The Director General pointed out that substandard and falsified pharmaceuticals pose a serious threat to the availability of safe, effective, and affordable medicines, undermining the goal of achieving universal health coverage in Nigeria and across Africa. Adeyeye highlighted the WHO’s Certificate of Pharmaceutical Product (CPP) scheme, designed to assure receiving countries of the quality of exported medicines.

Adeyeye revealed that a significant portion of medicines imported into Nigeria originates from South East Asia. She outlined the agency’s pre-shipment testing scheme, which includes CPPs to guarantee quality. However, she lamented that over 50% of CPPs entering the country are fake, attributing this to individuals who travel to China or India for procurement.

Asserting the agency’s commitment to stringent measures, Adeyeye declared that shortcuts would not be tolerated. She emphasized that trade is a mutual agreement, and if one party is harmed, the agreement will be terminated. Adeyeye assured that suspected companies compromising quality would be swiftly shut down within two hours of detection.

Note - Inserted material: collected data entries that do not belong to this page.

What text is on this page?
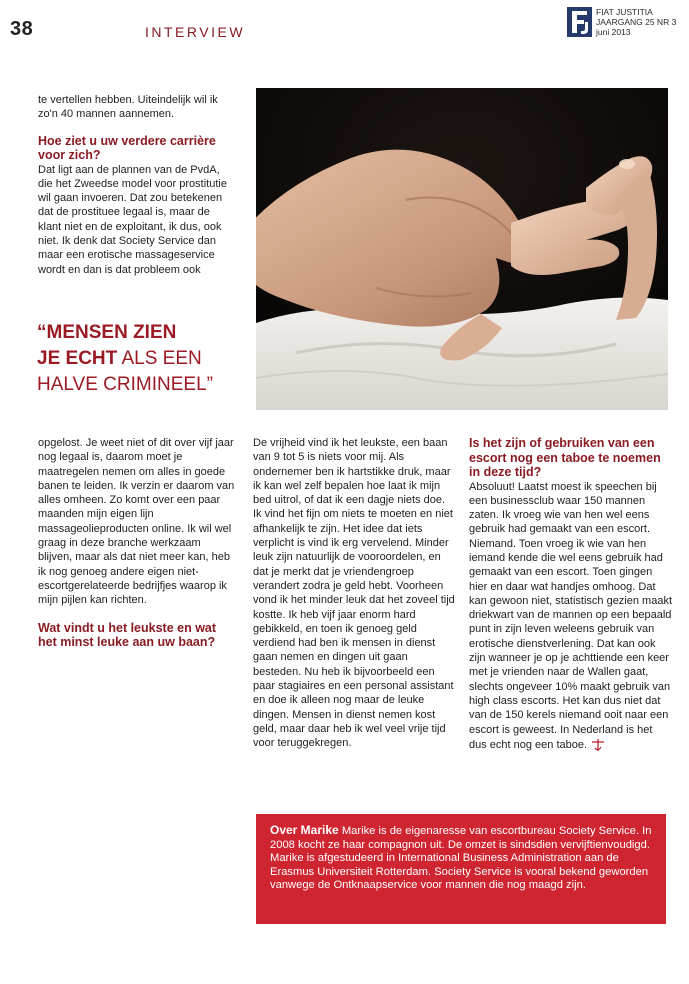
38	INTERVIEW
FIAT JUSTITIA
JAARGANG 25 NR 3
juni 2013

te vertellen hebben. Uiteindelijk wil ik zo'n 40 mannen aannemen.

Hoe ziet u uw verdere carrière voor zich?

Dat ligt aan de plannen van de PvdA, die het Zweedse model voor prostitutie wil gaan invoeren. Dat zou betekenen dat de prostituee legaal is, maar de klant niet en de exploitant, ik dus, ook niet. Ik denk dat Society Service dan maar een erotische massageservice wordt en dan is dat probleem ook

“MENSEN ZIEN
JE ECHT ALS EEN
HALVE CRIMINEEL”

opgelost. Je weet niet of dit over vijf jaar nog legaal is, daarom moet je maatregelen nemen om alles in goede banen te leiden. Ik verzin er daarom van alles omheen. Zo komt over een paar maanden mijn eigen lijn massageolieproducten online. Ik wil wel graag in deze branche werkzaam blijven, maar als dat niet meer kan, heb ik nog genoeg andere eigen niet-escortgerelateerde bedrijfjes waarop ik mijn pijlen kan richten.

Wat vindt u het leukste en wat het minst leuke aan uw baan?

De vrijheid vind ik het leukste, een baan van 9 tot 5 is niets voor mij. Als ondernemer ben ik hartstikke druk, maar ik kan wel zelf bepalen hoe laat ik mijn bed uitrol, of dat ik een dagje niets doe. Ik vind het fijn om niets te moeten en niet afhankelijk te zijn. Het idee dat iets verplicht is vind ik erg vervelend. Minder leuk zijn natuurlijk de vooroordelen, en dat je merkt dat je vriendengroep verandert zodra je geld hebt. Voorheen vond ik het minder leuk dat het zoveel tijd kostte. Ik heb vijf jaar enorm hard gebikkeld, en toen ik genoeg geld verdiend had ben ik mensen in dienst gaan nemen en dingen uit gaan besteden. Nu heb ik bijvoorbeeld een paar stagiaires en een personal assistant en doe ik alleen nog maar de leuke dingen. Mensen in dienst nemen kost geld, maar daar heb ik wel veel vrije tijd voor teruggekregen.

Is het zijn of gebruiken van een escort nog een taboe te noemen in deze tijd?

Absoluut! Laatst moest ik speechen bij een businessclub waar 150 mannen zaten. Ik vroeg wie van hen wel eens gebruik had gemaakt van een escort. Niemand. Toen vroeg ik wie van hen iemand kende die wel eens gebruik had gemaakt van een escort. Toen gingen hier en daar wat handjes omhoog. Dat kan gewoon niet, statistisch gezien maakt driekwart van de mannen op een bepaald punt in zijn leven weleens gebruik van erotische dienstverlening. Dat kan ook zijn wanneer je op je achttiende een keer met je vrienden naar de Wallen gaat, slechts ongeveer 10% maakt gebruik van high class escorts. Het kan dus niet dat van de 150 kerels niemand ooit naar een escort is geweest. In Nederland is het dus echt nog een taboe.

Over Marike Marike is de eigenaresse van escortbureau Society Service. In 2008 kocht ze haar compagnon uit. De omzet is sindsdien vervijftienvoudigd. Marike is afgestudeerd in International Business Administration aan de Erasmus Universiteit Rotterdam. Society Service is vooral bekend geworden vanwege de Ontknaapservice voor mannen die nog maagd zijn.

Expressing broader concerns about substandard and falsified medicines in Africa, Adeyeye identified limited regulatory processes as a key factor contributing to the prevalence of fake drugs in the region. She highlighted the inadequate maturity level of only about 10% of national regulatory agencies, emphasizing the need for market control to achieve maturity level three.

She highlighted that NAFDAC’s mandate to reduce substandard and falsified medicines, whether locally manufactured or imported.

According to her the agency is actively addressing this challenge through a three-pronged approach focused on prevention, detection, and response to ensure the safety and efficacy of pharmaceutical products in Nigeria.